Маслову было важно, чтобы Валя в своем первом же сезоне затасовался в сложившуюся «колоду» безболезненно, не вступая в конфликт с «тузами». В протекции тренера не должно было чувствоваться насилия над личностью кого бы то ни было из ветеранов. «Получил мяч – отдай», – наставлял Дед дебютанта.
Игру, иными словами, бери на себя постепенно, иди в обыгрыш, когда уж обретешь уверенность, которую недолго и потерять при первых же ошибках, сопровождаемых окриком недовольных и влиятельных партнеров.
Маслов увидел в Валентине Иванове игрока команды, которой пока нет, но которая при коллекционном подборе исполнителей, может когда-нибудь и сочиниться у наученного горьким опытом Деда.
В августе проиграли несколько игр – и тренера в «Торпедо» сменили: место Маслова занял Николай Петрович Морозов. Свой, из «Торпедо», хотя на сходе Петрович изменил автозаводу ради сталинского ВВС.
Морозов почуял в Иванове программного масловского игрока – и поскольку при замене одного тренера другим считается хорошим тоном ломать построенное предшественником, перевел Иванова в дубль, мотивируя это тем, что он, Николай Петрович, сторонник становления только шаг за шагом: группа подготовки, дубль и только потом основной состав.
Но у «Торпедо» оставалась возможность побороться за призовое место. Через три игры тренер вернул Валентина, подтвердив тем самым безошибочность масловского решения. И правый инсайд получил первую в своей жизни медаль – бронзовую.
На следующий сезон у него в команде Морозова появился партнер и – случайно ли? – тоже протеже Деда.
Стиляга-олимпиец
В центре – на месте Пономарева – и при Маслове, и при Морозове играл Евгений Малов. Типичный для этого амплуа (в элементарном понимании) игрок – крепыш, не очень высокого роста (но и Пономарь не был рослым), Малов отличился в обещавшем команде третье место матче – забил единственный гол московскому «Динамо» за две минуты до конца. Обиженный приглашением в команду из Куйбышева Гулевского – или испугавшийся конкуренции с известным форвардом, – Малов накануне сезона перешел из «Торпедо» в «Локомотив».
А может быть, и не Гулевского, а замаячившего на горизонте Стрельцова опасался преемник Пономарева? Но уверен – про Эдика и Гулевский, наверное, ничего не слышал. А то бы зачем принял приглашение в Москву?

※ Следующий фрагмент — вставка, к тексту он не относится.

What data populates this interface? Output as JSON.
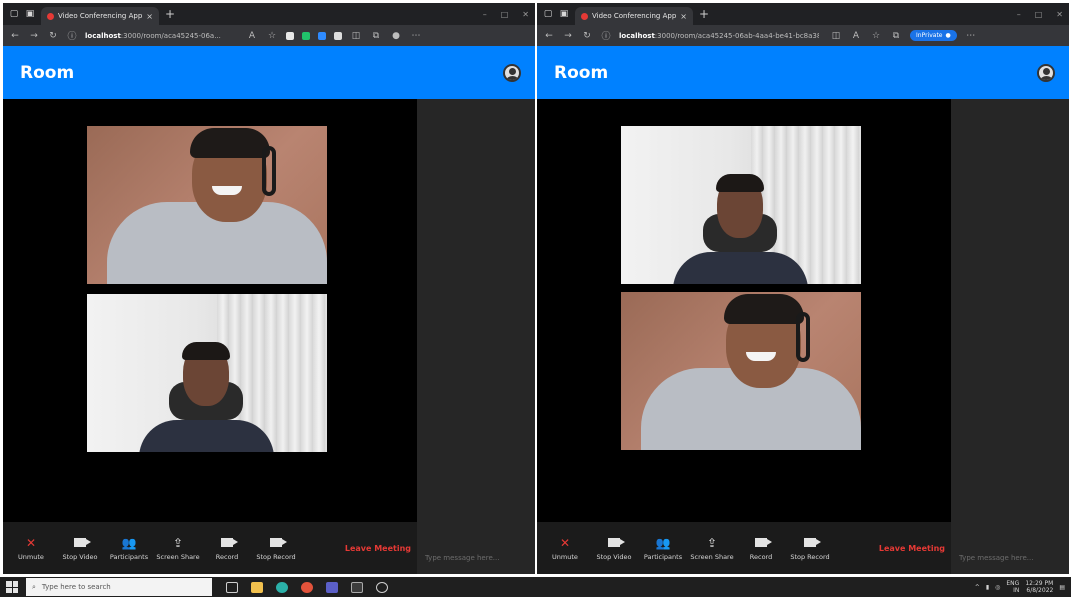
{
  "browser": {
    "tab_title": "Video Conferencing App",
    "tab_close": "×",
    "new_tab": "+",
    "window_controls": [
      "–",
      "□",
      "✕"
    ],
    "url_left_host": "localhost",
    "url_left_rest": ":3000/room/aca45245-06a...",
    "url_right_host": "localhost",
    "url_right_rest": ":3000/room/aca45245-06ab-4aa4-be41-bc8a383...",
    "inprivate_label": "InPrivate"
  },
  "app": {
    "title": "Room",
    "header_color": "#0081ff"
  },
  "controls": {
    "unmute": "Unmute",
    "stop_video": "Stop Video",
    "participants": "Participants",
    "screen_share": "Screen Share",
    "record": "Record",
    "stop_record": "Stop Record",
    "leave": "Leave Meeting"
  },
  "chat": {
    "placeholder": "Type message here..."
  },
  "taskbar": {
    "search_placeholder": "Type here to search",
    "lang": "ENG",
    "region": "IN",
    "time": "12:29 PM",
    "date": "6/8/2022"
  },
  "colors": {
    "leave": "#e53935",
    "video_bg": "#000000",
    "control_bar": "#1b1b1b",
    "chat_bg": "#262626"
  }
}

Торпедовские юноши в пятьдесят третьем году приехали на стадион «Фрезер» – сыграть с первой юношеской командой завода. «Торпедо» привез тренер Василий Севастьянович Проворнов, работавший с клубными командами, а до того игравший в нескольких командах мастеров (в «Торпедо» при Маслове и при Квашнине). Проворнов дружил с тренером «Фрезера» Марком Семеновичем Левиным. Левин и просил его посмотреть на трех своих ребят – Женьку Гришкова, Леву Кондратьева и Эдика Стрельцова.
Но стадион «Фрезер» – в Плюшеве, а Стрельцов в тот день играл у себя в Перове за первую мужскую команду – и пока он из Перова ехал на велосипеде, первый тайм уже отыграли. Стрельцов успел ко второму. И Проворнову впечатления от его игры во втором тайме хватило для принятия решения – взять всех троих в «Торпедо».
В шестьдесят четвертом году я сидел рядом со вторым тренером Юрием Золотовым в торпедовском автобусе – ехали из Мячкова в Москву – и уж не помню в связи с чем сказал, что то ли Гришков, то ли Кондратьев показался им поинтереснее Эдика…
Мне очень понравилось это «им». Им – надо понимать, торпедовским ветеранам, подпавшим под масловскую «дедовщину наоборот», где молодые Иванов со Стрельцовым как любимцы Деда всем верховодили.
Вместе с тем не могу не напомнить, что Маслова в команде довольно долго – до пятьдесят седьмого года – не было. И взаимоотношения с торпедовскими стариками молодые люди налаживали сами, на свой страх и риск.
И спайка между ними поистине моряцкая – не отсюда ли?
Футболисты в команде живут тесно – Стрельцову с Ивановым и в быту надо было отстаивать собственную самостоятельность, с точки зрения Золотова, Марьенко и компании, преждевременную.
Спросил у Стрельцова: помнит ли он Гришкова и Кондратьева?
Про Гришкова (или Кондратьева, не помню) он только и сказал: да он же и не захотел играть, пошел в институт учиться.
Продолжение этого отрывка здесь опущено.